Endah: Sosok Kartini Masa Kini yang Mengabdi untuk Posyandu Pangkalan Kerinci

Seiring dengan semakin meluasnya penyebaran virus Covid-19 dalam skala global, pemerintah negara-negara di dunia menghimbau peningkatan edukasi mengenai bahaya dan pencegahan virus ini bagi setiap lapisan masyarakat.

Di Indonesia, salah satu implementasi edukasi ini dilakukan melalui Posyandu (Pos Pelayanan Terpadu), dan Puskesmas (Pusat Kesehatan Masyarakat) yang tersebar di seluruh penjuru negeri.

Para pekerja Posyandu, sebagaimana para pekerja Puskesmas, berperan untuk menghimbau masyarakat agar menerapkan pola hidup sehat dan menjaga kebersihan. Selain rutin mengunjungi masyarakat untuk memberikan edukasi (sambil tetap menjaga social distancing dan memastikan terjaganya standar sanitasi), mereka juga menjadwalkan kelas-kelas sosialisasi terkait Covid-19 untuk anggota masyarakat yang ingin tahu lebih banyak.

Di Pangkalan Kerinci, salah satu pekerja Posyandu mitra Asia Pacific Rayon (APR) yang penuh dedikasi dalam melaksanakan perannya adalah Endah Dwi Saputri. Sebagai ahli gizi terlatih, Endah Dwi Saputri biasanya memberikan banyak informasi kepada para ibu hamil terkait kebutuhan nutrisi yang harus dicukupi selama periode menjelang kehamilan. Ia juga banyak mengedukasi para orang tua perihal asupan nutrisi terbaik bagi bayi dan balita.

Sekarang, Endah Dwi Saputri juga turut andil dalam memerangi pandemi Covid-19. Ia adalah salah satu relawan kader Posyandu di Pelalawan yang turut menganjurkan masyarakat untuk memahami pentingnya mencuci tangan dengan sabun dan menggunakan masker sebagai upaya melawan virus ini di Pangkalan Kerinci.

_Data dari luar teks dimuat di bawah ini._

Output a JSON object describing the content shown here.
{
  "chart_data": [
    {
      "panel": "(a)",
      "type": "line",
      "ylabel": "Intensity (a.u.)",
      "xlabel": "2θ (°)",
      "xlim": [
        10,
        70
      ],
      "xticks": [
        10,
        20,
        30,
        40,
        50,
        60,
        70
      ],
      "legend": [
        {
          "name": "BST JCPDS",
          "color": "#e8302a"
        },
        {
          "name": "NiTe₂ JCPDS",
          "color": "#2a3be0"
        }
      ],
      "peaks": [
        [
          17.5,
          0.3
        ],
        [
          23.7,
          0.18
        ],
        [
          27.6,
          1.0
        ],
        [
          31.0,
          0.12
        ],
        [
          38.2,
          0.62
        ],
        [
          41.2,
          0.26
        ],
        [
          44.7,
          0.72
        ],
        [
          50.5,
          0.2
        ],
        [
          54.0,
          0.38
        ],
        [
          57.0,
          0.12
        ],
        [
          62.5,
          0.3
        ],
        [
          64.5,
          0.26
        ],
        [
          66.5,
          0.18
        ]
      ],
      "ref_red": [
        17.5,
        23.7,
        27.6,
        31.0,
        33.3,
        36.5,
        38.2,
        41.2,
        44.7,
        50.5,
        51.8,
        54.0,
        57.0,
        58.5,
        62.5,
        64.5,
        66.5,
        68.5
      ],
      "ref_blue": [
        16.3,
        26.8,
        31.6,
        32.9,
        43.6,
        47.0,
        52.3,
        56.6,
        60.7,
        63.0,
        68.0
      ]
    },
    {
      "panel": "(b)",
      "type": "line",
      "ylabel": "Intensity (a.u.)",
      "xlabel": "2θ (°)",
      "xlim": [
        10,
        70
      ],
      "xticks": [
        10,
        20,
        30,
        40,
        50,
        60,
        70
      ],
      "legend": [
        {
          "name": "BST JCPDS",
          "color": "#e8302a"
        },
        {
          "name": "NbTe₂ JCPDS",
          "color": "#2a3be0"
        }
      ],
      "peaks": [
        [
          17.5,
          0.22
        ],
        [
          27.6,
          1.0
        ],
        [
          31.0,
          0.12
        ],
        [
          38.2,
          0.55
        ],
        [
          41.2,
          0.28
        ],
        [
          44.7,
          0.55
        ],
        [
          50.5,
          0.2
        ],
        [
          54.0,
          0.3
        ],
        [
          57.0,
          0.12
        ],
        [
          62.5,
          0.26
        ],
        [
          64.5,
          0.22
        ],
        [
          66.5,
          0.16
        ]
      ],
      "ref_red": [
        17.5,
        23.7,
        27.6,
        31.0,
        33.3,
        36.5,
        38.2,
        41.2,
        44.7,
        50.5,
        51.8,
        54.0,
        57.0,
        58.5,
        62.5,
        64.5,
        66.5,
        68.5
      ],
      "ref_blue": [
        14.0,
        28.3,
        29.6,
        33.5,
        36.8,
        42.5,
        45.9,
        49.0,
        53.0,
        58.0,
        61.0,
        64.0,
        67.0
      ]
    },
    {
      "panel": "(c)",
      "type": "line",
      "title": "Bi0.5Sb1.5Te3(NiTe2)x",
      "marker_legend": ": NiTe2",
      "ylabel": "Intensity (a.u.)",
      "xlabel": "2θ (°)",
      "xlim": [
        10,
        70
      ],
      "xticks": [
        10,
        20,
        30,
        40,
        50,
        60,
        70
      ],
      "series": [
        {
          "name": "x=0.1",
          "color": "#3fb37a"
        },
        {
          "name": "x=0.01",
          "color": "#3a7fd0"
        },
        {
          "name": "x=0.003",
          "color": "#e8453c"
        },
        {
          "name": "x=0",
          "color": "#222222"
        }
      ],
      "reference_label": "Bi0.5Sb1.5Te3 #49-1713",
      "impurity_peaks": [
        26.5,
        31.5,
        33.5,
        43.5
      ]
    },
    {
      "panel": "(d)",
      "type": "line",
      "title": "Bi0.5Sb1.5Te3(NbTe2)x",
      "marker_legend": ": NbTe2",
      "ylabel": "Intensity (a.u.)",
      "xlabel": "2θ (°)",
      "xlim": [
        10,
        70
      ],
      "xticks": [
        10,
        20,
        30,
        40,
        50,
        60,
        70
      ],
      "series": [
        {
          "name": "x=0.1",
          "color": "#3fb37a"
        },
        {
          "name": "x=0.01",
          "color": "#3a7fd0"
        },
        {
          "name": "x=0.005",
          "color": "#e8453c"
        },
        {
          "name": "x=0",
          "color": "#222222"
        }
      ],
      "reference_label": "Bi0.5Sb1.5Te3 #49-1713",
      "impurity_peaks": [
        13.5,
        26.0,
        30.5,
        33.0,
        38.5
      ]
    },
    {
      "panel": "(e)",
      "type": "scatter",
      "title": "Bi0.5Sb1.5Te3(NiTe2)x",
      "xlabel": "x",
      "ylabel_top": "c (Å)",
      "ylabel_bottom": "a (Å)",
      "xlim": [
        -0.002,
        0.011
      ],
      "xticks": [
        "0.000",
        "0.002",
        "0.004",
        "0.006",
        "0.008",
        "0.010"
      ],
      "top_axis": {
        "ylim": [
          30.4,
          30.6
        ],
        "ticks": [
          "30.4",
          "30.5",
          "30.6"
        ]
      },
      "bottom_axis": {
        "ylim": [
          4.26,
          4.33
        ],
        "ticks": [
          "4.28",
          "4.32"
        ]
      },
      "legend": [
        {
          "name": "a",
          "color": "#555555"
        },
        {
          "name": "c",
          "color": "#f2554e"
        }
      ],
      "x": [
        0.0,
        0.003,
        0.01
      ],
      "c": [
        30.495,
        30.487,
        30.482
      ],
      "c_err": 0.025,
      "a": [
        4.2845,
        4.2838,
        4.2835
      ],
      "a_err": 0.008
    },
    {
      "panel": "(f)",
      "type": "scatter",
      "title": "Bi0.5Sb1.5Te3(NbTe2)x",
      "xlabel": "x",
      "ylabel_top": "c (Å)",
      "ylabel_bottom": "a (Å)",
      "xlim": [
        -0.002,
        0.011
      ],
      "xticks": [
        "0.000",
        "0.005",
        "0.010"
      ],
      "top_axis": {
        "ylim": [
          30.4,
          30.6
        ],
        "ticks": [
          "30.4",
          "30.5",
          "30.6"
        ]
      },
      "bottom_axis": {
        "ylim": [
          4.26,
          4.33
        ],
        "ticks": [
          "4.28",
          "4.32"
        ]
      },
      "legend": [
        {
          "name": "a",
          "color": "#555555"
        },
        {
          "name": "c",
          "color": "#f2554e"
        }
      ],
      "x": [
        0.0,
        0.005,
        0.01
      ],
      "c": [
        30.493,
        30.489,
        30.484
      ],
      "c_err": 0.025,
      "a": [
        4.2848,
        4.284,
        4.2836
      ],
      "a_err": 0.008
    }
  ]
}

“Saya lebih banyak menghabiskan waktu di tempat kerja untuk membantu mengedukasi masyarakat terkait virus Corona. Saya merasa sekarang adalah waktu yang tepat untuk transformasi ilmu, masyarakat yang tahu lebih banyak mengenai virus ini hendaknya ikut membantu menyebarkan edukasi,” ucapnya.

Latar belakang profesi Endah membuatnya turut andil dalam meyakinkan masyarakat agar selalu menjaga daya tahan tubuh dengan pola makan yang teratur.

“Nutrisi yang masuk ke dalam tubuh sangat penting untuk menjaga kekuatan sistem imun kita – terlebih dalam situasi seperti ini,” terang Endah yang kerap mendapatkan beberapa penghargaan di bidang ahli ilmu gizi skala provinsi dan nasional di tahun 2019.

Dalam semangat Kartini, Endah mengungkapkan bahwa ia tidak melihat adanya perbedaan gender dalam bekerja membantu masyarakat di sektor kesehatan. Ia bersyukur bahwa baik pria maupun wanita, sama-sama dihargai atas usaha dan kerja keras dalam menolong masyarakat.

“Penyakit ini tidak memilih akan menjangkit pria atau wanita. Oleh karena itu, perbedaan gender tidak seharusnya menjadi faktor dalam upaya mengedukasi masyarakat terkait pentingnya menjaga kesehatan – yang terpenting adalah memahami informasi yang tepat dan faktual,” pungkas Endah.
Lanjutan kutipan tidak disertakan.